Landsman would know. In April, his own lunar mission smashed into pieces on the surface. Like Vikram, the Beresheet lander, built by the Israeli nonprofit group SpaceIL, stopped calling home just before it was supposed to touch down. The only successful attempt this year was made in January, when China landed a spacecraft, with rover included, on the far side of the moon, the face that never turns toward Earth—a world first.
Chandrayaan, Sanskrit for “moon craft,” launched in July, poised to make India only the fourth country to land something on the moon, after the United States, China, and the former Soviet Union. A decade earlier, the Chandrayaan-1 mission delivered an orbiter carrying a probe that was deliberately crashed into the surface as a test run. This time, the orbiter would deploy a lander and rover for a gentle landing. They were bound for the side of the moon that we can see, to a spot near its south pole, a place other spacefaring nations, including the United States, are eyeing for its potentially numerous reservoirs of frozen water—an indispensable resource for a future moon base.
Landing on the moon is certainly easier now than in the 1960s, for many reasons, some rather obvious, such as the strain of technological achievement in software and hardware that created supercomputers small enough to fit into pockets. During the space race, engineers had to figure out how orbital mechanics worked from scratch. And if an agency wanted something for its spacecraft, it probably had to invent the thing first.
Now many accoutrements of a space mission come off the shelf, and buying them is made easier by something else that didn’t exist during the Apollo era: the internet. Landsman says mission teams can shop online for sensors, computers, solar panels, and propulsion systems. Even the rockets are ready-made. “You can go out and buy a launch,” says John Thornton, the CEO of Astrobotic, an American company developing a lunar lander called Peregrine. Astrobotic is paying the United Launch Alliance, a rocket manufacturer, to launch Peregrine in 2021. Beresheet, the Israeli lander, launched on a SpaceX rocket.
Read: An abrupt end to a historic moon mission
Today we know more about what the moon looks like up close, thanks to orbiting spacecraft with high-resolution cameras that provide mission planners detailed photos that they need to carefully select landing sites. A small NASA mission, sent to lunar orbit in 2011, provided data about the gravitational forces around the moon that, Landsman says, every engineer uses now.
But some mysteries persist (such as the provision of funding and political will—another story).
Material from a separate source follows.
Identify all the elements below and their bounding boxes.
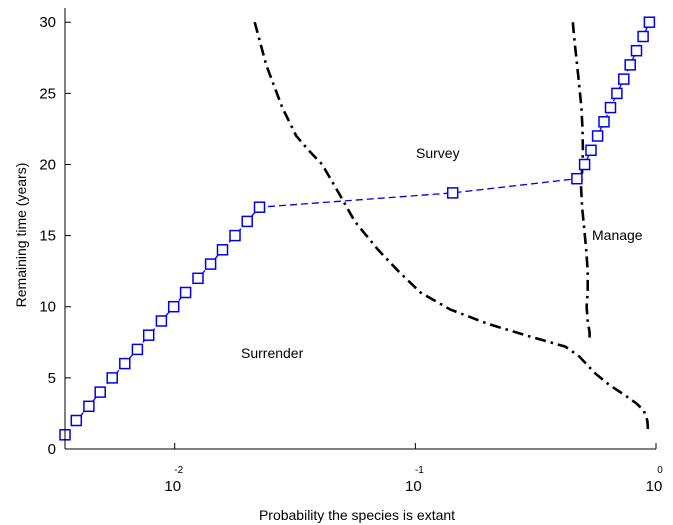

The lunar regolith, as fine as powder, is still poorly understood, says Alicia Dwyer Cianciolo, an aerospace engineer at NASA working on the agency’s new plans to send robotic missions to the moon. “I don’t know if we got lucky on the other missions, but we feel like some of the new engine types and the thrust levels that we will have—we really don’t understand how it will stir up the different kinds of regolith in different locations on the moon,” Cianciolo says. Landers could kick up a cloud of dust that blocks sensors from detecting the craters or boulders that a last-minute engine burn might avoid. And the thrust could displace enough lunar matter that the spacecraft lands tilted, a position that could prevent a rover from rolling out safely.